The installation is rather straightforward:
pip install biopython
from Bio import pairwise2 from Bio.Seq import Seq seq1 = Seq("SGFRKMAFPSGKVEGCMVQVTCGTTTLNGLWLDDVVYCPRHVICTSEDMLNPNYEDLLIRKSNHNFLVQA") seq2 = Seq("SGFRKMAFPSGKVEGCMVQVTCGTTTLNGLWLDDTVYCPRHVICTAEDMLNPNYEDLLIRKSNHSFLVQA") alignments = pairwise2.align.globalxx(seq1, seq2) print(pairwise2.format_alignment(*alignments))

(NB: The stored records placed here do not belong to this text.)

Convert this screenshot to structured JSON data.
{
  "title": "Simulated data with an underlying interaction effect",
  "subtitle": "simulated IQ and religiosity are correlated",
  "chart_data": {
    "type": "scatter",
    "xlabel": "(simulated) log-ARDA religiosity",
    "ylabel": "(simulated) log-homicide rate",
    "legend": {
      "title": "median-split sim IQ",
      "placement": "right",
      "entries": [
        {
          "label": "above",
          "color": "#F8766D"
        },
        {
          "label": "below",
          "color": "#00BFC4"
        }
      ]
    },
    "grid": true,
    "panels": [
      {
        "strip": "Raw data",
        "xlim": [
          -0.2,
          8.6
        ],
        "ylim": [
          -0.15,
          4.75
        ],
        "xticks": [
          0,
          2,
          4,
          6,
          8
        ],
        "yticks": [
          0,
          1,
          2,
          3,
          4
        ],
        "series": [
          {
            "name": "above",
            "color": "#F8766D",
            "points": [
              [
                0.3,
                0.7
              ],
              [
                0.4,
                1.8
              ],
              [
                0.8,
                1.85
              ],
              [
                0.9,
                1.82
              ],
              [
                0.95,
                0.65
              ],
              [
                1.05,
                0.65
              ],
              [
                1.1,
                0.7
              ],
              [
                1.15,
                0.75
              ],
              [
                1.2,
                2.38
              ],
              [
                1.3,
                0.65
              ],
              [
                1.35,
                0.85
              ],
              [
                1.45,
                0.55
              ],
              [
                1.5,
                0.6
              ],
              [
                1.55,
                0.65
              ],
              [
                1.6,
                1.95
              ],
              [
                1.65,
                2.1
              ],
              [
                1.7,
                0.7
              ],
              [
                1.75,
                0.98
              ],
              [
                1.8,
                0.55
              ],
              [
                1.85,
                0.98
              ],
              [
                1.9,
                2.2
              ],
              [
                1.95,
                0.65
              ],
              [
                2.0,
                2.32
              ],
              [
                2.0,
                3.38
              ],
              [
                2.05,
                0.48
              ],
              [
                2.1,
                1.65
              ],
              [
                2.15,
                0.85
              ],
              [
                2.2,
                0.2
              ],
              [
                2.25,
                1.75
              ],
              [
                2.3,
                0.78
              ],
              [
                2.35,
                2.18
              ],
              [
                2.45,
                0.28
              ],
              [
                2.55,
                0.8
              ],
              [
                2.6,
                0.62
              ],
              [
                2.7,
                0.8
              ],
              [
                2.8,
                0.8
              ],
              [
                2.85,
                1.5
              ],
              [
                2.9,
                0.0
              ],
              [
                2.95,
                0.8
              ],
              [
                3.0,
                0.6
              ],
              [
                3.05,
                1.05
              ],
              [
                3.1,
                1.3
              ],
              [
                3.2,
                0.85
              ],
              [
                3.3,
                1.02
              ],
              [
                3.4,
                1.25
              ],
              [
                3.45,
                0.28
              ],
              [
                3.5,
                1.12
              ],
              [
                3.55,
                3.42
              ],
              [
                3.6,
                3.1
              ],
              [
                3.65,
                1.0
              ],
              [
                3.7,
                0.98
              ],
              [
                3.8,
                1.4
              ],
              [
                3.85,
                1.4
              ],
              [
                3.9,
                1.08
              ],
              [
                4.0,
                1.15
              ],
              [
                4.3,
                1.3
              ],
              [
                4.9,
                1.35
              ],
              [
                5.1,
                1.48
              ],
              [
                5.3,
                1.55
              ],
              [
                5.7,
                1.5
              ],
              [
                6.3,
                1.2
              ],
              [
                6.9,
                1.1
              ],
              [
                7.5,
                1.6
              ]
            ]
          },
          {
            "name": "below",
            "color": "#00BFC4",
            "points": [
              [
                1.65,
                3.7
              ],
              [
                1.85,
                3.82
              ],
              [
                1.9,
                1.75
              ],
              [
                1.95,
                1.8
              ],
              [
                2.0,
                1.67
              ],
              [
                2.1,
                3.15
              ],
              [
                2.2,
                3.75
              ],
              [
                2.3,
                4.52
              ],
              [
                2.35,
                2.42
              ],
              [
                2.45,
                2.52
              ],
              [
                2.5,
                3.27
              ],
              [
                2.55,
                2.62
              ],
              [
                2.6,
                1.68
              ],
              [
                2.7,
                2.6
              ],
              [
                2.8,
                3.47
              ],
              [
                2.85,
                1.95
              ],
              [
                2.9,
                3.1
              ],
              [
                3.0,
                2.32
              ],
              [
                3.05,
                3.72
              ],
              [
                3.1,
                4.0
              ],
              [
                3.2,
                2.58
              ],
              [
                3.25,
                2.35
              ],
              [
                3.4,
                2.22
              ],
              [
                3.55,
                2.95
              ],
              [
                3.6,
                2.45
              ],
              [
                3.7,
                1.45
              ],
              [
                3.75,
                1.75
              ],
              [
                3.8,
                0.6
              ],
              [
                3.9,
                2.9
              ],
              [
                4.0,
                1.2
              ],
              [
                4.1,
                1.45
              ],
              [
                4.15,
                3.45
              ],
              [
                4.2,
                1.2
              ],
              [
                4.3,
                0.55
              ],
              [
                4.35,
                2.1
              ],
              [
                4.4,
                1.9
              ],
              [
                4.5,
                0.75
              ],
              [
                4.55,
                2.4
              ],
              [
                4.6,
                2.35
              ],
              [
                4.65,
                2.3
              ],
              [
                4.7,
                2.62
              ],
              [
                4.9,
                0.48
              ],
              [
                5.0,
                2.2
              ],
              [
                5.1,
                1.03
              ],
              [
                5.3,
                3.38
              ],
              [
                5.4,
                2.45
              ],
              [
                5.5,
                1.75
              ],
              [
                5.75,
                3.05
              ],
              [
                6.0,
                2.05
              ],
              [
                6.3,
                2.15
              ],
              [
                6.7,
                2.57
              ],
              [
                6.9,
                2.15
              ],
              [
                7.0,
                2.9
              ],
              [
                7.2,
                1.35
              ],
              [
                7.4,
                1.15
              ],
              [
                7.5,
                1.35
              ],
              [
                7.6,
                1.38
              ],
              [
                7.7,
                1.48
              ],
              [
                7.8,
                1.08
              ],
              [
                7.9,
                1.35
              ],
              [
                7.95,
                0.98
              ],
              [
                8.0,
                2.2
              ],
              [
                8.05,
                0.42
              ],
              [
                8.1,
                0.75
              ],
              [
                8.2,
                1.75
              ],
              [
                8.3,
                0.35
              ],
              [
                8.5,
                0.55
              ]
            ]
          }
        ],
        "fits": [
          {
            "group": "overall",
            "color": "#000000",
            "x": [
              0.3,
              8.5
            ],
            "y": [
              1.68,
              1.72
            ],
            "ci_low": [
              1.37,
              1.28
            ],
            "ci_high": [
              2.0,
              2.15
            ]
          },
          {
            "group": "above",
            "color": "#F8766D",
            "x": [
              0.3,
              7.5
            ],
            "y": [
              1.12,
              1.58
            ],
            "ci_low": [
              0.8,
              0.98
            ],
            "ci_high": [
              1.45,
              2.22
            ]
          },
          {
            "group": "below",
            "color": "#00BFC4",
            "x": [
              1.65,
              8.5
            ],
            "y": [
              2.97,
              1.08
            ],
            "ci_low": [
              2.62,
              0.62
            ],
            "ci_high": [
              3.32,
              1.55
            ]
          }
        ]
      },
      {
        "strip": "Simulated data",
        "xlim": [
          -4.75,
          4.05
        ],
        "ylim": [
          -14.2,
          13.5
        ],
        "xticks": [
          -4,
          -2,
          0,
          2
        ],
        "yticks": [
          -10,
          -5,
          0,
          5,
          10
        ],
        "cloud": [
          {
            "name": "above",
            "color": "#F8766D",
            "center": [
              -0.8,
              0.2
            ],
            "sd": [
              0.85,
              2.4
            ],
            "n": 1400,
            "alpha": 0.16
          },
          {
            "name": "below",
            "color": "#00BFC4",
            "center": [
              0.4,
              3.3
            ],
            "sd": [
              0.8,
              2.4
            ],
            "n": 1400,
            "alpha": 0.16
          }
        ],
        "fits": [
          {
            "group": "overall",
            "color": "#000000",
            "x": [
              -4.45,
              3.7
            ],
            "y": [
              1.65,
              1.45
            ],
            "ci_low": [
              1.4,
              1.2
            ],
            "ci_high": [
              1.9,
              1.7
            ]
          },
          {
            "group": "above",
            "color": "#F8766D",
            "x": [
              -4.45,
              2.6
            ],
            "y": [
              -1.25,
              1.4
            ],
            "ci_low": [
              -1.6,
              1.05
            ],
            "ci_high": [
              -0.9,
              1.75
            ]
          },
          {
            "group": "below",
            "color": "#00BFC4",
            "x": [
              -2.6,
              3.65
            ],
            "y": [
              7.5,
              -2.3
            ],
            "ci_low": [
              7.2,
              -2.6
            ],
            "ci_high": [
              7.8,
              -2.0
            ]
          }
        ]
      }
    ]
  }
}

## SGFRKMAFPSGKVEGCMVQVTCGTTTLNGLWLDDV-VYCPRHVICTS-EDMLNPNYEDLLIRKSNHN-FLVQA ## |||||||||||||||||||||||||||||||||| |||||||||| |||||||||||||||||| ||||| ## SGFRKMAFPSGKVEGCMVQVTCGTTTLNGLWLDD-TVYCPRHVICT-AEDMLNPNYEDLLIRKSNH-SFLVQA ## Score=67
As a single package, Biopython is very useful for sequence data manipulation and basic machine learning techniques such as clustering. Nevertheless, Bioconductor still provides a wider selection of tools for bioinformatics, especially for statistical analysis. That being said, I am not starting another discussion on R vs Python. Each of them has pros and cons. In the end, the choice really depends on your project requirements.
There are also many other open source tools for bioinformatics including Orange and the Perl programming language. To keep the overview brief, only 3 were discussed here. With these open source tools at your fingertips, you can start today on your bioinformatics journey!